About Us

Wanlu Liu Research Group Invited to Contribute a Voices to Immunity and a Tools of the trade to Nature Reviews Cancer

2025-09-24

The advancement of clinical and therapeutic innovations is fundamentally dependent on a deepened understanding of the human immune system. In the Voices article recently published in Immunity, leading experts in the field deliberated on emerging approaches in human immunology research. The discourse underscored the essential role of stringent experimental design and standardized specimen acquisition in driving the frontiers of immunological science.


Researcher Wanlu Liu from the Zhejiang University-University of Edinburgh Institute (ZJE) was invited to contribute a Voices article to Immunity, entitled "Building the TCR Repertoire". The article provides a systematic exposition of recent advances and emerging challenges in T cell receptor (TCR) research within human immunology, offering innovative perspectives and insights that further the development of the field.

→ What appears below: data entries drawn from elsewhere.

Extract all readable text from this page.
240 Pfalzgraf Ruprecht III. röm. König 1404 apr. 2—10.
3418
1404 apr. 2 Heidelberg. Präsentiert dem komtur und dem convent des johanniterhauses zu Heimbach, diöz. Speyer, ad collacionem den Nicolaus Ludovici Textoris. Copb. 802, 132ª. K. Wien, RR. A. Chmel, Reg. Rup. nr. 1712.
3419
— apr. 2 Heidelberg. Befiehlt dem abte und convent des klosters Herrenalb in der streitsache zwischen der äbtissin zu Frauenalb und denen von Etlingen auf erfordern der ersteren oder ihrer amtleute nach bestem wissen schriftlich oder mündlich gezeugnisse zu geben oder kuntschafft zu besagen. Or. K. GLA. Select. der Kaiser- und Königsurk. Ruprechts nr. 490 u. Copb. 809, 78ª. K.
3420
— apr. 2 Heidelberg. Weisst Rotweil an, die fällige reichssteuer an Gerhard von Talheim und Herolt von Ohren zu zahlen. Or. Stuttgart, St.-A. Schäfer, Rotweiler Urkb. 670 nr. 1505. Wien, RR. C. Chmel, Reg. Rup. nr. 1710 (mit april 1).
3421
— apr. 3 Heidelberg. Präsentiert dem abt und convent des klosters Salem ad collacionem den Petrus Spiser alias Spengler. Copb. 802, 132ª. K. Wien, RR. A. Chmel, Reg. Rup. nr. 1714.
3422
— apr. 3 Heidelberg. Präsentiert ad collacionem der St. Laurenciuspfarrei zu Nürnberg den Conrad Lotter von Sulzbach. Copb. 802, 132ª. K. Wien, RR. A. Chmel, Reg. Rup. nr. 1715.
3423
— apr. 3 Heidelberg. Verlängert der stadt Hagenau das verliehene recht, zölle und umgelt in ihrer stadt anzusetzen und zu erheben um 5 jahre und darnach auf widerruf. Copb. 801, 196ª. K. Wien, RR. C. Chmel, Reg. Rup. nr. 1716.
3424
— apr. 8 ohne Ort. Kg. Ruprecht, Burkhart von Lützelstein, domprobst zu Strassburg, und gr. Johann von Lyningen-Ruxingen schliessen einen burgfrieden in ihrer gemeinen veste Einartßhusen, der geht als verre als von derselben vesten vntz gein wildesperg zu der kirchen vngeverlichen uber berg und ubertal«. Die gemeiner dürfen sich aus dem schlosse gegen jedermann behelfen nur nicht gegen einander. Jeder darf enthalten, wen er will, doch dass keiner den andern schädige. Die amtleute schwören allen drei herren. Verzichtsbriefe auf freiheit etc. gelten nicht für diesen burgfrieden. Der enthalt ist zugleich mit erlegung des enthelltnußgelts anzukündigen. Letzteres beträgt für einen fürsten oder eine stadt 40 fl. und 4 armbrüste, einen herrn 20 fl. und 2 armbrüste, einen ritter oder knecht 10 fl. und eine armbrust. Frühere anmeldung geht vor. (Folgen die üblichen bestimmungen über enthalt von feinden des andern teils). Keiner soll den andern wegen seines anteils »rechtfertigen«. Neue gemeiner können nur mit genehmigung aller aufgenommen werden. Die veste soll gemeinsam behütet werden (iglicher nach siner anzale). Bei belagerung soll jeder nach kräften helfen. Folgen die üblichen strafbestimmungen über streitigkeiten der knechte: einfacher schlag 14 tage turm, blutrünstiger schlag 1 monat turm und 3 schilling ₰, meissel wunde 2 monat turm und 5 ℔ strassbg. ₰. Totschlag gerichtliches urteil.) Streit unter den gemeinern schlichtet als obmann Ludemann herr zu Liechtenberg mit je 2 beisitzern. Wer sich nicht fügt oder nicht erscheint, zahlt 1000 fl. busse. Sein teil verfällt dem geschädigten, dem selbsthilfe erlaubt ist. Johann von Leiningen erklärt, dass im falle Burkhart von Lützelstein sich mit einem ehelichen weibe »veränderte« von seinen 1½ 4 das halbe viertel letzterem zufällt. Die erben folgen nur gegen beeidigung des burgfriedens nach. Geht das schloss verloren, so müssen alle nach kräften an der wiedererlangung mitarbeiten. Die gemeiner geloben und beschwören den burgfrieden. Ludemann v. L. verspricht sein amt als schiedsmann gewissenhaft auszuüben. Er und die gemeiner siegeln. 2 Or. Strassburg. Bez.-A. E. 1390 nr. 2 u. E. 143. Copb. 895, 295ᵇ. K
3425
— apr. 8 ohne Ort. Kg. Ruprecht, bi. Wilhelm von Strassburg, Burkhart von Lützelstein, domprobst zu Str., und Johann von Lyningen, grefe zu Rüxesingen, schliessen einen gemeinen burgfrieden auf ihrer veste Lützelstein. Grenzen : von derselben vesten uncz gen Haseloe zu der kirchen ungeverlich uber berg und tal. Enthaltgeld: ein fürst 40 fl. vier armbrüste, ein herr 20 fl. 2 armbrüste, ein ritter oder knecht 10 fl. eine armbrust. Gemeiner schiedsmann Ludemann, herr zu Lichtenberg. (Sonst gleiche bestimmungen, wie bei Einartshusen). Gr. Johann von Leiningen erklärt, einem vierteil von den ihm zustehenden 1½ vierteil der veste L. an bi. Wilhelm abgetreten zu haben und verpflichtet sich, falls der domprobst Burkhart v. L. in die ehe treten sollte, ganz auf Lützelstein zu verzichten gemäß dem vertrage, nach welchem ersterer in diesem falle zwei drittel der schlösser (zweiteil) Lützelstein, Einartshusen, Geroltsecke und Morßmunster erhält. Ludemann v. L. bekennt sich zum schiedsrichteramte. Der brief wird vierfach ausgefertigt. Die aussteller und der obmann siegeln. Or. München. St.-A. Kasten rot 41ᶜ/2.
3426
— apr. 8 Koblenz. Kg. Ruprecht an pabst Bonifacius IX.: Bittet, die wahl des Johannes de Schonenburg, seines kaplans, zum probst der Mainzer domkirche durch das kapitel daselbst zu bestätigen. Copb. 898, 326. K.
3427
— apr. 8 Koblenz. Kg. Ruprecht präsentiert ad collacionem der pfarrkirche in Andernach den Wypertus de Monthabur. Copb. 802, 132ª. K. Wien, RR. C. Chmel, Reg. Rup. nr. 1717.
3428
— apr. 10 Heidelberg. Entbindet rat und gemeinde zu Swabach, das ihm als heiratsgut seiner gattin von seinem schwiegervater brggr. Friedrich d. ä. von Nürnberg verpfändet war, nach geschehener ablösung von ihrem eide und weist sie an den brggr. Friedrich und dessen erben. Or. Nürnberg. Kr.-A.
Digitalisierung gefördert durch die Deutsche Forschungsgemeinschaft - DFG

Researcher Wanlu Liu emphasized: "The T cell receptor (TCR) serves as the cornerstone of adaptive immunity, with its diversity directly dictating the organism's capacity to combat disease." She highlighted that due to inherent limitations in MHC diversity and antigen-specific environments in mouse models, direct and systematic investigation of human TCRs holds irreplaceable scientific value. From early bulk sequencing techniques to single-cell immune profiling—capable of simultaneously resolving T cell transcriptional states and paired TCR chain information and further to the newly emerging spatial transcriptomics technologies, the methodological landscape has evolved substantially. Liu pointed out that, alongside the rapid development of diverse TCR databases and AI-based predictive models, the field has now entered a new era of data-driven research.


In light of the three major challenges currently facing the field—data scatter, multimodality, and insufficient data scale—Wanlu Liu has proposed a set of transformative solutions. She advocates for the establishment of a unified TCR database, the development of foundational models capable of integrating multimodal information, and the expansion of data generation through ultra-high-throughput single-cell sequencing technologies. These insights provide a clear and actionable technological roadmap for the advancement of the field.

Article link

Approaches toward understanding human immunity - ScienceDirect



ZJE Ph.D. student Ziwei Xue from Wanlu Liu Lab Invited to Contribute a Tools of the trade Article to Nature Reviews Cancer: scAtlasVAE: a deep learning framework for generating a human CD8+ T cell atlas

 Wanlu Liu’s research group believes that the growing volume of immunomics (omics for immunology) data would benefit our understanding of the human immune system. The most important part of the immunomics data is the single-cell RNA-sequencing data (scRNA-seq) which has profiled human T cells across various organs and disease conditions, yet significant challenges remain in integrating these datasets to obtain a comprehensive view of T cell heterogeneity and functional states. Current efforts are often limited by batch effects, inconsistent cell annotations, and differences in experimental protocols and sequencing platforms, making cross-study comparisons difficult.



 To address these issues, Wanlu Liu’s research group is working on deep learning based computational method that unify diverse scRNA-seq datasets into a standardized reference atlas. Such approaches not only enhance our capacity to identify conserved and context-specific T cell subsets, but also provide deeper insights into their roles in disease pathogenesis and therapeutic outcomes. Using scAtlasVAE, Ziwei Xue and his collegues have integrated datasets from the human antigen receptor database (huARdb) and generated a CD8+ T cell reference atlas. Leveraging the reference datasets, the research group have discovered signatures of CD8+ T cells in cancers and immune-related adverse effects (irAEs).



In the future, the research groups is aiming to extend the huARdb database and develop more scalable computational framework for the T cell computational immunology. They envision that such integrative frameworks will serve as a valuable community resource, guiding T cell biomarker discovery, and informing the rational design of next-generation immunotherapies.

Article link

Tools of the Trade – Nature Reviews Cancer



Research Laboratory Introduction

About lab

Dr. Wanlu Liu’s research team specializes in the development of single-cell spatial multi-omics technologies and deep learning algorithms, with a dedicated focus on bioinformatics and computational immunology of T cells. The team has published 50 articles as corresponding author (including co-corresponding authorships) in leading international journals including CellNature MethodsNature Communications, and Nucleic Acids Research. They have filed four national invention patents, one of which has been granted. The group leads research projects supported by the National Natural Science Foundation of China General Program and the Tencent AI Lab Rhino-Bird Special Research Program.

Dr. Liu has been recognized as a National-level Young Talent and a Zhejiang Provincial Young Talent. She also holds several academic appointments, including Member of the Immunocyte Biology Branch of the Chinese Society for Cell Biology, Member of the Molecular Immunology Committee of the Chinese Society of Biochemistry and Molecular Biology, Council Member of the Zhejiang Society of Bioinformatics, Member of its Youth Committee, and Honorary Lecturer at the University of Edinburgh, UK.